An eighth grader on his way to an after-school program was fatally shot Thursday afternoon after stopping to talk with a friend at a Metro station, the victim's mother told News4.
The victim, 14-year-old Avion Evans, attended Ida B. Wells Middle School.
Police say someone pulled out a gun and fired into a small crowd of teens who were fighting on the platform at the Brookland station, located at 860 Monroe St. NE. Security officers were on the platform when Evans was shot and were able to get other riders to safety, Metro Transit Police Deputy Chief Maurice McKinney said.
Medics rushed Evans to a hospital, but he didn't survive.
Avion's mother, India Wells, said she got a call about the shooting from one of Avion's friends. She rushed to the station. Now, she says, she's just trying not to fall apart.
D.C. police are still looking for the shooter. They quickly released a few photos of the suspect but don’t know who he is.
Wells sat on the front porch of her Northeast D.C. home Friday and asked a question that at the moment has no answer: Why did the gunman fire into the crowd?
"And that’s what hurts the most, because why? Why? I don’t understand.

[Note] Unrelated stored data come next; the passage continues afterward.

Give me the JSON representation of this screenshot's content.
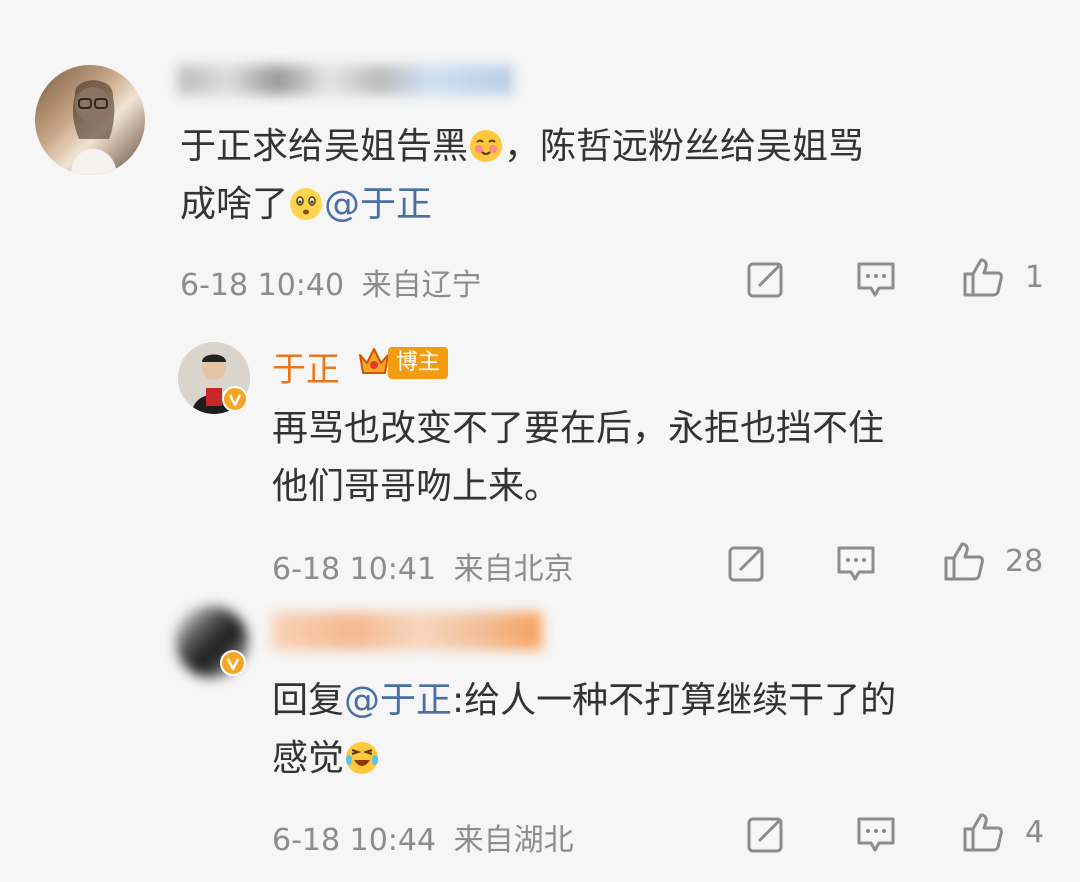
{
  "comment1": {
    "text": "于正求给吴姐告黑",
    "text2": "，陈哲远粉丝给吴姐骂",
    "text3": "成啥了",
    "mention": "@于正",
    "time": "6-18 10:40",
    "location": "来自辽宁",
    "likes": "1"
  },
  "reply1": {
    "username": "于正",
    "badge": "博主",
    "line1": "再骂也改变不了要在后，永拒也挡不住",
    "line2": "他们哥哥吻上来。",
    "time": "6-18 10:41",
    "location": "来自北京",
    "likes": "28"
  },
  "reply2": {
    "prefix": "回复",
    "mention": "@于正",
    "text": ":给人一种不打算继续干了的",
    "text2": "感觉",
    "time": "6-18 10:44",
    "location": "来自湖北",
    "likes": "4"
  },
  "colors": {
    "background": "#f6f6f6",
    "mention": "#4a6fa5",
    "username_orange": "#e8761d",
    "meta_gray": "#8c8c8c"
  },
  "icons": [
    "share-icon",
    "comment-icon",
    "like-icon",
    "verified-icon",
    "crown-icon",
    "emoji-blush",
    "emoji-surprised",
    "emoji-laughing"
  ]
}
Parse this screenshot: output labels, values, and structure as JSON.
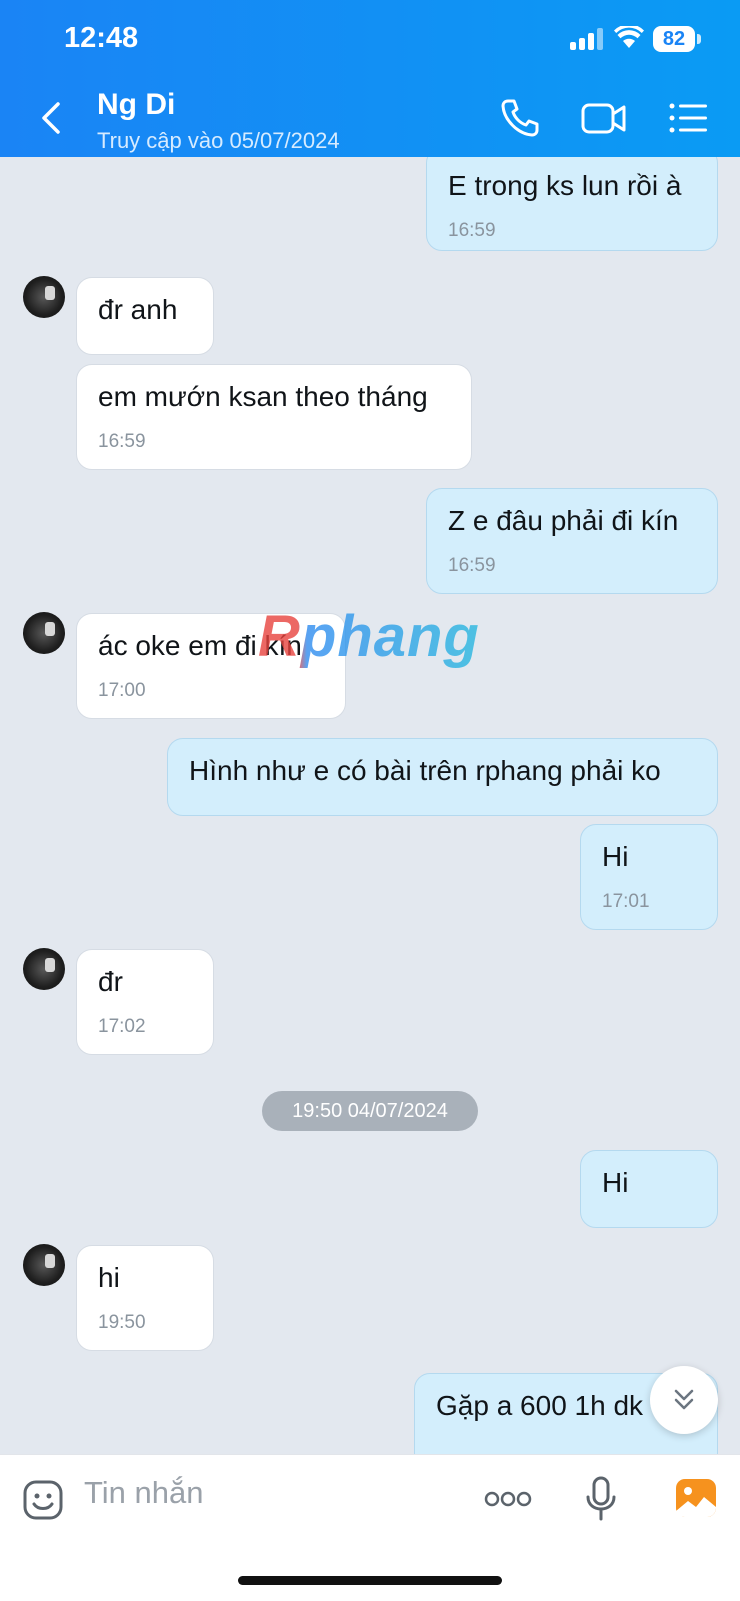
{
  "status_bar": {
    "time": "12:48",
    "battery": "82"
  },
  "header": {
    "name": "Ng Di",
    "status": "Truy cập vào 05/07/2024"
  },
  "messages": [
    {
      "text": "E trong ks lun rồi à",
      "time": "16:59"
    },
    {
      "text": "đr anh"
    },
    {
      "text": "em mướn ksan theo tháng",
      "time": "16:59"
    },
    {
      "text": "Z e đâu phải đi kín",
      "time": "16:59"
    },
    {
      "text": "ác oke em đi kín",
      "time": "17:00"
    },
    {
      "text": "Hình như e có bài trên rphang phải ko"
    },
    {
      "text": "Hi",
      "time": "17:01"
    },
    {
      "text": "đr",
      "time": "17:02"
    },
    {
      "text": "Hi"
    },
    {
      "text": "hi",
      "time": "19:50"
    },
    {
      "text": "Gặp a 600 1h dk"
    }
  ],
  "date_separator": "19:50 04/07/2024",
  "watermark": "Rphang",
  "composer": {
    "placeholder": "Tin nhắn"
  },
  "colors": {
    "header": "#1a84f5",
    "outgoing_bubble": "#d3eefc",
    "incoming_bubble": "#ffffff",
    "chat_bg": "#e3e8ef"
  }
}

I don’t understand. Why? Why?" Wells asked. "I am at a loss for words."
She said Avion was not someone who got into many fights and so she keeps asking the same question.
"Losing my son to violence? My son wouldn’t harm nobody," she said. "Now he would defend himself, but, you know, he was a sweet kid. He was very smart, intelligent, very debative. A little bit arrogant," she added with a rueful chuckle. "Just keeping it real, but he was a good kid."
Wells said her son was on his way to an after-school program and had stopped to see a friend at the Brookland Metro station when he was shot. She has looked at the photos of the suspected shooter but said she doesn’t recognize him.
Police say the gunman and all the other teens on the platform ran after he opened fire.
"To pull out guns and to think that it's OK to take somebody off this Earth — like, you don’t know what you're taking from a family?" Wells said. "Put the shoe on the other foot. What if that’s your family? You have to think about your brother, your mom, your sister, like — anything can happen, so you've got to come to your senses and think before you act."
Wells said Avion loved to run track, work with computer graphics and debate.
She said hopes police make a swift arrest.
Wells said Avion had recently lost two of his brothers. When asked about the circumstances, she said she wasn't ready to talk about what happened.